Et jusqu'au bas de l'escalier, la vieille servante l'entendit rire tout haut en répétant: «Cette petite Sûzel me fait du bon sang.»
Quand il revint, la table était mise et le potage servi. Il déboucha sa bouteille, se mit la serviette au menton d'un air de satisfaction profonde, se retroussa les manches et dîna de bon appétit.
Katel vint servir les beignets avant le dessert. Alors, remplissant son verre, il dit: «Nous allons voir cela.» La vieille servante restait près de la table, pour entendre son jugement.

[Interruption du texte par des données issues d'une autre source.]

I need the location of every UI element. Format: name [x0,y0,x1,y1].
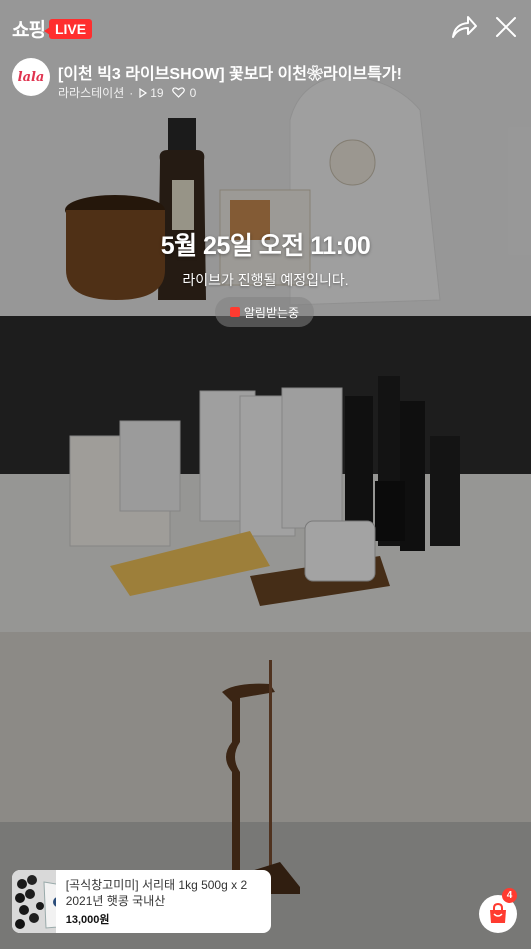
product-card[interactable]: [곡식창고미미] 서리태 1kg 500g x 2 2021년 햇콩 국내산 1… [12,870,271,933]
product-thumbnail [12,870,56,933]
cart-count-badge: 4 [502,888,517,903]
meta-separator: · [129,85,134,100]
schedule-info: 5월 25일 오전 11:00 라이브가 진행될 예정입니다. [0,226,531,290]
live-badge: LIVE [43,18,93,39]
scheduled-datetime: 5월 25일 오전 11:00 [160,232,371,260]
like-count: 0 [189,85,197,100]
schedule-notice: 라이브가 진행될 예정입니다. [182,272,349,288]
product-info: [곡식창고미미] 서리태 1kg 500g x 2 2021년 햇콩 국내산 1… [56,870,271,933]
channel-name[interactable]: 라라스테이션 [58,84,124,101]
brand-label: 쇼핑 [12,19,46,41]
play-icon [139,87,148,98]
share-button[interactable] [450,14,478,40]
alarm-label: 알림받는중 [243,305,300,320]
alarm-button[interactable]: 알림받는중 [215,297,314,327]
channel-info: lala [이천 빅3 라이브SHOW] 꽃보다 이천❀라이브특가! 라라스테이… [12,58,522,101]
share-icon [452,16,477,38]
alarm-bell-icon [229,307,240,317]
black-bean-image [12,870,56,933]
avatar-logo-text: lala [17,69,45,85]
live-title: [이천 빅3 라이브SHOW] 꽃보다 이천❀라이브특가! [58,66,402,83]
view-count: 19 [150,85,164,100]
product-price: 13,000원 [65,914,110,926]
shopping-bag-icon [490,903,506,923]
channel-avatar[interactable]: lala [12,58,50,96]
top-bar: 쇼핑 LIVE [0,0,531,56]
close-button[interactable] [494,15,518,39]
live-viewer: 쇼핑 LIVE lala [이천 빅3 라이브SHOW] 꽃보다 이천❀라이브특… [0,0,531,949]
shopping-live-logo: 쇼핑 LIVE [12,15,93,42]
close-icon [496,17,516,37]
like-stat: 0 [171,85,197,100]
product-name: [곡식창고미미] 서리태 1kg 500g x 2 2021년 햇콩 국내산 [65,878,248,908]
dim-overlay [0,0,531,949]
channel-meta: 라라스테이션 · 19 0 [58,84,196,101]
heart-icon [171,87,185,98]
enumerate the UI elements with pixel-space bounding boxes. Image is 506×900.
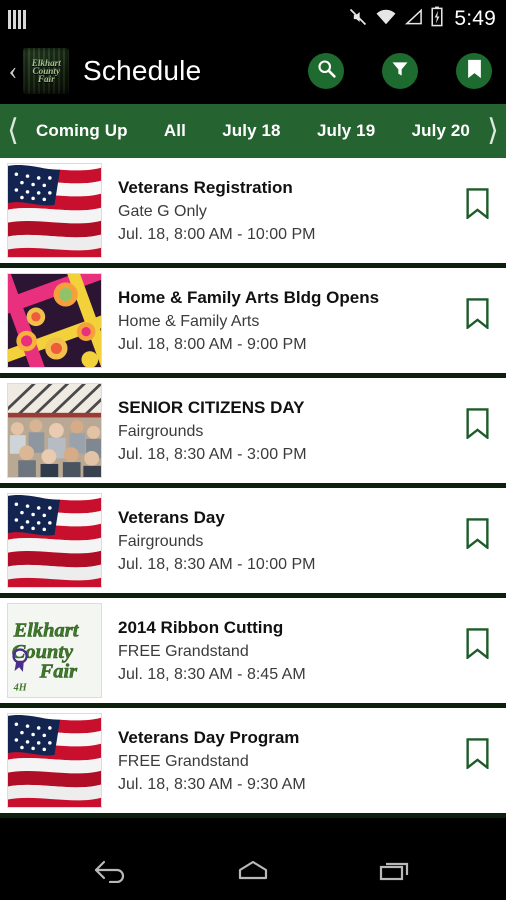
signal-icon [404, 8, 423, 31]
svg-text:Elkhart: Elkhart [13, 620, 80, 642]
event-details: SENIOR CITIZENS DAY Fairgrounds Jul. 18,… [118, 397, 448, 465]
bookmark-outline-icon [464, 188, 491, 224]
bookmark-outline-icon [464, 518, 491, 554]
tab-july-19[interactable]: July 19 [311, 121, 381, 141]
home-icon [233, 857, 273, 888]
event-bookmark-button[interactable] [448, 610, 506, 664]
event-location: FREE Grandstand [118, 642, 249, 660]
event-list[interactable]: Veterans Registration Gate G Only Jul. 1… [0, 158, 506, 818]
event-bookmark-button[interactable] [448, 720, 506, 774]
back-arrow-icon [91, 857, 131, 888]
event-title: Home & Family Arts Bldg Opens [118, 287, 380, 307]
event-title: Veterans Day [118, 507, 225, 527]
app-logo-line3: Fair [37, 74, 55, 85]
android-back-button[interactable] [83, 852, 139, 892]
event-title: 2014 Ribbon Cutting [118, 617, 284, 637]
event-details: Veterans Day Fairgrounds Jul. 18, 8:30 A… [118, 507, 448, 575]
event-details: 2014 Ribbon Cutting FREE Grandstand Jul.… [118, 617, 448, 685]
status-bar-clock: 5:49 [454, 7, 496, 30]
event-thumbnail [7, 493, 102, 588]
svg-text:Fair: Fair [39, 660, 79, 682]
event-thumbnail [7, 383, 102, 478]
notification-bars-icon [8, 9, 26, 29]
event-title: SENIOR CITIZENS DAY [118, 397, 305, 417]
event-details: Home & Family Arts Bldg Opens Home & Fam… [118, 287, 448, 355]
svg-text:4H: 4H [13, 682, 28, 693]
event-bookmark-button[interactable] [448, 170, 506, 224]
bookmark-outline-icon [464, 738, 491, 774]
filter-button[interactable] [382, 53, 418, 89]
tab-scroll-right-icon[interactable]: ⟩ [480, 116, 506, 146]
status-bar: 5:49 [0, 0, 506, 38]
tab-strip: ⟨ Coming Up All July 18 July 19 July 20 … [0, 104, 506, 158]
bookmark-outline-icon [464, 628, 491, 664]
battery-charging-icon [430, 6, 444, 32]
event-bookmark-button[interactable] [448, 280, 506, 334]
event-details: Veterans Registration Gate G Only Jul. 1… [118, 177, 448, 245]
event-time: Jul. 18, 8:00 AM - 10:00 PM [118, 225, 316, 243]
event-row[interactable]: Elkhart County Fair 4H 2014 Ribbon Cutti… [0, 598, 506, 708]
wifi-icon [375, 8, 397, 31]
back-navigation-button[interactable]: ‹ [4, 58, 22, 84]
app-logo[interactable]: Elkhart County Fair [23, 48, 69, 94]
search-icon [316, 58, 337, 84]
tab-scroll-left-icon[interactable]: ⟨ [0, 116, 26, 146]
page-title: Schedule [83, 55, 202, 86]
event-bookmark-button[interactable] [448, 390, 506, 444]
event-row[interactable]: SENIOR CITIZENS DAY Fairgrounds Jul. 18,… [0, 378, 506, 488]
event-row[interactable]: Home & Family Arts Bldg Opens Home & Fam… [0, 268, 506, 378]
event-time: Jul. 18, 8:30 AM - 10:00 PM [118, 555, 316, 573]
mute-icon [348, 7, 368, 32]
event-row[interactable]: Veterans Registration Gate G Only Jul. 1… [0, 158, 506, 268]
event-location: Fairgrounds [118, 532, 204, 550]
android-home-button[interactable] [225, 852, 281, 892]
event-time: Jul. 18, 8:30 AM - 3:00 PM [118, 445, 307, 463]
event-time: Jul. 18, 8:00 AM - 9:00 PM [118, 335, 307, 353]
event-location: Home & Family Arts [118, 312, 260, 330]
event-thumbnail [7, 713, 102, 808]
app-bar-actions [308, 53, 492, 89]
status-bar-left [8, 9, 26, 29]
event-time: Jul. 18, 8:30 AM - 8:45 AM [118, 665, 306, 683]
event-bookmark-button[interactable] [448, 500, 506, 554]
funnel-icon [390, 59, 410, 84]
event-row[interactable]: Veterans Day Fairgrounds Jul. 18, 8:30 A… [0, 488, 506, 598]
app-screen: 5:49 ‹ Elkhart County Fair Schedule ⟨ Co… [0, 0, 506, 900]
event-location: FREE Grandstand [118, 752, 249, 770]
status-bar-right: 5:49 [348, 6, 496, 32]
recents-icon [375, 857, 415, 888]
event-row[interactable]: Veterans Day Program FREE Grandstand Jul… [0, 708, 506, 818]
tab-july-20[interactable]: July 20 [406, 121, 476, 141]
android-nav-bar [0, 844, 506, 900]
tab-july-18[interactable]: July 18 [216, 121, 286, 141]
android-recents-button[interactable] [367, 852, 423, 892]
event-title: Veterans Registration [118, 177, 293, 197]
tab-all[interactable]: All [158, 121, 192, 141]
event-location: Fairgrounds [118, 422, 204, 440]
event-thumbnail [7, 273, 102, 368]
search-button[interactable] [308, 53, 344, 89]
bookmarks-button[interactable] [456, 53, 492, 89]
event-time: Jul. 18, 8:30 AM - 9:30 AM [118, 775, 306, 793]
bookmark-outline-icon [464, 408, 491, 444]
bookmark-icon [466, 59, 483, 84]
event-location: Gate G Only [118, 202, 207, 220]
bookmark-outline-icon [464, 298, 491, 334]
event-title: Veterans Day Program [118, 727, 300, 747]
event-thumbnail [7, 163, 102, 258]
event-details: Veterans Day Program FREE Grandstand Jul… [118, 727, 448, 795]
app-bar: ‹ Elkhart County Fair Schedule [0, 38, 506, 104]
tab-coming-up[interactable]: Coming Up [30, 121, 134, 141]
tab-list: Coming Up All July 18 July 19 July 20 [26, 121, 480, 141]
event-thumbnail: Elkhart County Fair 4H [7, 603, 102, 698]
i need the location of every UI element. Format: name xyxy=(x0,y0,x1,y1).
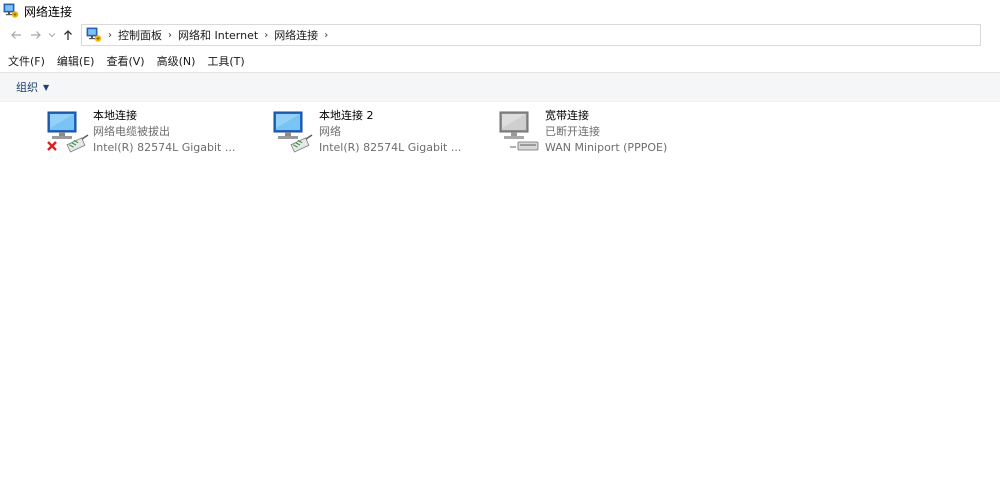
breadcrumb-network-internet[interactable]: 网络和 Internet xyxy=(178,27,258,43)
menu-bar: 文件(F) 编辑(E) 查看(V) 高级(N) 工具(T) xyxy=(0,51,1000,71)
connection-device: Intel(R) 82574L Gigabit ... xyxy=(93,141,236,154)
connection-item-local-2[interactable]: 本地连接 2 网络 Intel(R) 82574L Gigabit ... xyxy=(272,107,482,157)
arrow-right-icon xyxy=(31,31,41,39)
window-title: 网络连接 xyxy=(24,4,73,19)
menu-advanced[interactable]: 高级(N) xyxy=(153,53,200,69)
connection-status: 已断开连接 xyxy=(545,125,600,138)
connections-list: 本地连接 网络电缆被拔出 Intel(R) 82574L Gigabit ...… xyxy=(0,101,1000,486)
chevron-down-icon xyxy=(48,33,56,38)
connection-device: WAN Miniport (PPPOE) xyxy=(545,141,668,154)
menu-edit[interactable]: 编辑(E) xyxy=(53,53,99,69)
connection-name: 宽带连接 xyxy=(545,109,589,122)
back-button[interactable] xyxy=(6,25,26,45)
breadcrumb-separator-icon[interactable]: › xyxy=(108,30,112,41)
arrow-left-icon xyxy=(11,31,21,39)
command-bar: 组织 ▼ xyxy=(0,72,1000,102)
organize-label: 组织 xyxy=(16,81,38,94)
connection-status: 网络电缆被拔出 xyxy=(93,125,170,138)
navigation-bar: › 控制面板 › 网络和 Internet › 网络连接 › xyxy=(0,23,1000,47)
organize-button[interactable]: 组织 ▼ xyxy=(16,79,49,95)
menu-tools[interactable]: 工具(T) xyxy=(203,53,248,69)
connection-item-broadband[interactable]: 宽带连接 已断开连接 WAN Miniport (PPPOE) xyxy=(498,107,708,157)
address-bar[interactable]: › 控制面板 › 网络和 Internet › 网络连接 › xyxy=(81,24,981,46)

Il prit donc un beignet, et le goûta d'abord sans rien dire; puis un autre, puis un troisième; enfin, se retournant, il prononça ces paroles avec poids et mesure:
«Les beignets sont excellents, Katel, excellents! Il est facile de reconnaître que tu as suivi la recette aussi bien que possible. Et cependant, écoute bien ceci—ce n'est pas un reproche que je veux te faire,—mais ceux de la ferme étaient meilleurs; ils avaient quelque chose de plus fin, de plus délicat, une espèce de parfum particulier,—fit-il en levant le doigt,—je ne peux pas t'expliquer cela; c'était moins fort, si tu veux, mais beaucoup plus agréable.
—J'ai peut-être mis trop de cannelle?
—Non, non, c'est bien, c'est très bien; mais cette petite Sûzel, vois-tu, a l'inspiration des beignets, comme toi l'inspiration de la dinde farcie aux châtaignes.